Brockport ballet dancer studies to move on to bigger stage
Carly Strabel, a sophomore at Brockport High School , studies dance at the Brockport School of Dance and Performing Arts. Besides ballet, she also takes lessons in modern dance, jazz and modern lyrical. When it comes to dance, she says: Ballet! I love it! Photograph by Walter Horylev.
Captured in mid-air, Carly Strabel demonstrates the pas de chat. Photograph by Walter Horylev.
Ballet requires physical strength and dedication. Sixteen-year-old Carly Strabel has been studying dance for 13 years. Photograph by Walter Horylev.
Hearing that you have incredible feet and perfect turnout (hip rotation) might not be exciting for some 16-year-old girls, but for Carly Strabel, of Brockport, it has made all the difference in the world.
Carly, who has been taking ballet since the age of three and is focused on getting to some of ballet's biggest stages, is now one Cabriole (a cool ballet move) closer to her dream. She will be leaving in September to enter the Nutmeg Conservatory in Connecticut, one of the nation's most respected ballet training facilities.

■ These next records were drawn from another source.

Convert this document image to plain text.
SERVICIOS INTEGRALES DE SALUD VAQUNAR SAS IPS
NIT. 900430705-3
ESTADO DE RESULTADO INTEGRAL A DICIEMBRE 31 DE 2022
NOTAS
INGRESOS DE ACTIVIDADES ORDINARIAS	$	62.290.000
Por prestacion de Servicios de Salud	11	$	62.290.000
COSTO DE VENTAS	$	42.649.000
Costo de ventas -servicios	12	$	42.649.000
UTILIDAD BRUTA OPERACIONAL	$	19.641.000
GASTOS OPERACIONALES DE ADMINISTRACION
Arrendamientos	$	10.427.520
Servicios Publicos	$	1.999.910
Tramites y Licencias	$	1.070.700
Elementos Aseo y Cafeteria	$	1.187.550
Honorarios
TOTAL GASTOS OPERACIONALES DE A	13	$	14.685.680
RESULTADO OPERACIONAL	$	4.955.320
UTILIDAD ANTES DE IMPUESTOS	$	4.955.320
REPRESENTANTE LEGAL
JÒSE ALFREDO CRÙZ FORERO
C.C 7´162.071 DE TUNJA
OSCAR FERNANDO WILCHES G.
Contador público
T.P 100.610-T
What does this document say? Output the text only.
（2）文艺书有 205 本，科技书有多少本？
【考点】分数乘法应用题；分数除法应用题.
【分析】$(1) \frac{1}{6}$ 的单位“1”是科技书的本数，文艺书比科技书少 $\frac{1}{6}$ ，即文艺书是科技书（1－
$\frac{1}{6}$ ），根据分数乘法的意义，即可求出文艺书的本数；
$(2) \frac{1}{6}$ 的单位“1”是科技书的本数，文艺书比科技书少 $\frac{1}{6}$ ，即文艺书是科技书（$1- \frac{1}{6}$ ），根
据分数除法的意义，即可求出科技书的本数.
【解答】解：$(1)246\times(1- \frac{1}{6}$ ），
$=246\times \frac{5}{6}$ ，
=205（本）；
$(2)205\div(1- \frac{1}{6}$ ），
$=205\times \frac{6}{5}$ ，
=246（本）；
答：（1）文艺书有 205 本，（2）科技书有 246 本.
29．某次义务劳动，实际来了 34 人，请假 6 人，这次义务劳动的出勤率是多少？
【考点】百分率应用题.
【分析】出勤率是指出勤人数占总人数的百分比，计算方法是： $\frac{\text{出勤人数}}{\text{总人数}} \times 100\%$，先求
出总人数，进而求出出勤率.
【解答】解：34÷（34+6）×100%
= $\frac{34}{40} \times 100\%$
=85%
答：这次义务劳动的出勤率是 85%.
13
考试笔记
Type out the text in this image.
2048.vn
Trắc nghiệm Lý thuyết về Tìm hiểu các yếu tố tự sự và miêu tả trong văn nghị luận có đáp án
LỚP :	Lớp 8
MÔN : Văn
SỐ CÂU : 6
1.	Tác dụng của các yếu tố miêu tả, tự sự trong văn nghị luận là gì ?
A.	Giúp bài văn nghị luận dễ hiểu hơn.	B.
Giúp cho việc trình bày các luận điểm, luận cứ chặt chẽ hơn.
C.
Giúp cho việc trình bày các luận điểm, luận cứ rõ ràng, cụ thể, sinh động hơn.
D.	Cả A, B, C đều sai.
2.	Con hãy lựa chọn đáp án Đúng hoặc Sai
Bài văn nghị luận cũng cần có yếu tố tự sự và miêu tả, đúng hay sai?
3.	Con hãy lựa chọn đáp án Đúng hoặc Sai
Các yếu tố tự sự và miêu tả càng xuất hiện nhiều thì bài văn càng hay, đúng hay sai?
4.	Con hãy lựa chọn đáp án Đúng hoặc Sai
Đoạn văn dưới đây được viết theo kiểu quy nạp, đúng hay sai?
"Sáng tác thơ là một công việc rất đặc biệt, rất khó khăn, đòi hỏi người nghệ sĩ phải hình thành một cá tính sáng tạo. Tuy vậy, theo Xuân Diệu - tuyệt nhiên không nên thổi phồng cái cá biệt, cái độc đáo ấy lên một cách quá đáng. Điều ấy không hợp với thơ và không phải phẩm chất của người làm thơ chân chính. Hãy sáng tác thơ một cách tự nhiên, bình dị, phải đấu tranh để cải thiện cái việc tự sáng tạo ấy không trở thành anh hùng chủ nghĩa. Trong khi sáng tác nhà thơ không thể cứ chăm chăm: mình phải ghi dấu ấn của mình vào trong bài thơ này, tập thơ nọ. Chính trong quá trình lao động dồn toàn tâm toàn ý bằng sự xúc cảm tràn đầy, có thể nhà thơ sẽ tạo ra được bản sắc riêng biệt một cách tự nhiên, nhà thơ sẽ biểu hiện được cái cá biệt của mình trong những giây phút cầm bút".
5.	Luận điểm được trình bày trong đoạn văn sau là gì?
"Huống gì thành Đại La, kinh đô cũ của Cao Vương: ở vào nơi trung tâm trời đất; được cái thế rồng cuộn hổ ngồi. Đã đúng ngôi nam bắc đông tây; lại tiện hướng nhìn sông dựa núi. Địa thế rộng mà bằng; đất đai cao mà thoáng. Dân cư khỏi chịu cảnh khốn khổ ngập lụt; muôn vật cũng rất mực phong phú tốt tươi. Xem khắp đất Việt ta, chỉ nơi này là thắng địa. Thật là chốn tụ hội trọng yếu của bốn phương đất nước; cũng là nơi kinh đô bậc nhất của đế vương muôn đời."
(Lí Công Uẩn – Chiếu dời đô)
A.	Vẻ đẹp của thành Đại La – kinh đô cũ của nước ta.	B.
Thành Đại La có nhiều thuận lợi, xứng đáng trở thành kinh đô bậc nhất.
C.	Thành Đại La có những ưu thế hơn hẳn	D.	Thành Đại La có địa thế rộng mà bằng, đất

Carly was one of three students accepted this year.
Lindsey Rozzi, Carly's mentor from Brockport School of Dance and Performing Arts, said her acceptance in the Nutmeg program is a noteworthy accomplishment.
"It is huge," Rozzi said. "She'll have so much more exposure to the kinds of teachers and experiences that will get her to where she wants to go."
Carly credits Rozzi and her friends at the Brockport dance school for the support they have given her. Carly said many of her closest friends are also dancers because most of her classmates do not understand ballet and do not comprehend the significance of attending the Nutmeg Conservatory.
"At school, ballet isn't appreciated as much as sports," Carly said. That doesn't mean that ballerinas can get away with a less than athletic practice regimen.
She has been practicing six days a week, four hours a day for the last three years to prepare for this moment. When she is not dancing, Carly does yoga and pilates to further her conditioning. She had to audition for a chance to earn an invitation to Nutmeg.
When the invitation arrived in the mail, her decision was easy, at least for Carly.
"I decided the minute I got the letter, but my parents made me wait a couple of weeks," Carly said. Her mother, Leisa, and father, David, said the family is still struggling with having Carly leave.
"The only reason I let her audition was I didn't think she would make it," Leisa said. The family was torn between letting Carly pursue her dream and wanting to keep her closer to home. In the end, the chance to live a dream won out.
"I think everyone should pursue their dream," Leisa said. So far, Carly's dream has taken the family all over from recital to recital and it has also cost a pretty penny in lessons, costumes and ballet slippers. An average pair of slippers costs between $60 and $70 and Carly goes through two pair a month most of the year and two pair a week during the summer. The summer programs Carly attends are also quite pricey. This summer, Carly will practice with her dream company, the Boston Ballet.
In addition to ballet instruction, Carly will be in an academic program at the Conservatory. She will attend classes from 9 a.m. until noon and then take dance lessons late into the evening. While Carly is sad to be leaving family and friends behind, she knows this is a move she has to make to fulfill her dreams.
"I know that if I want to have a better chance at having a career in dance, then I have to someday leave Brockport," Carly said.
Not only is the road to being a professional ballet dancer difficult, the career is extremely demanding. The pay is low, so many ballet dancers work part-time jobs on top of dancing 12 hours a day. The physical strain on a dancer is intense and most are forced to retire in their early to mid-30s.
Despite the daunting challenges, Carly just can't imagine any other life.
"I just feel free dancing, so that is what I want to spend the rest of my life doing," Carly said.
Note: Carly Strabel's grandparents are also area residents, George and Marilyn Strabel and Lawrence and the late Lola Wood.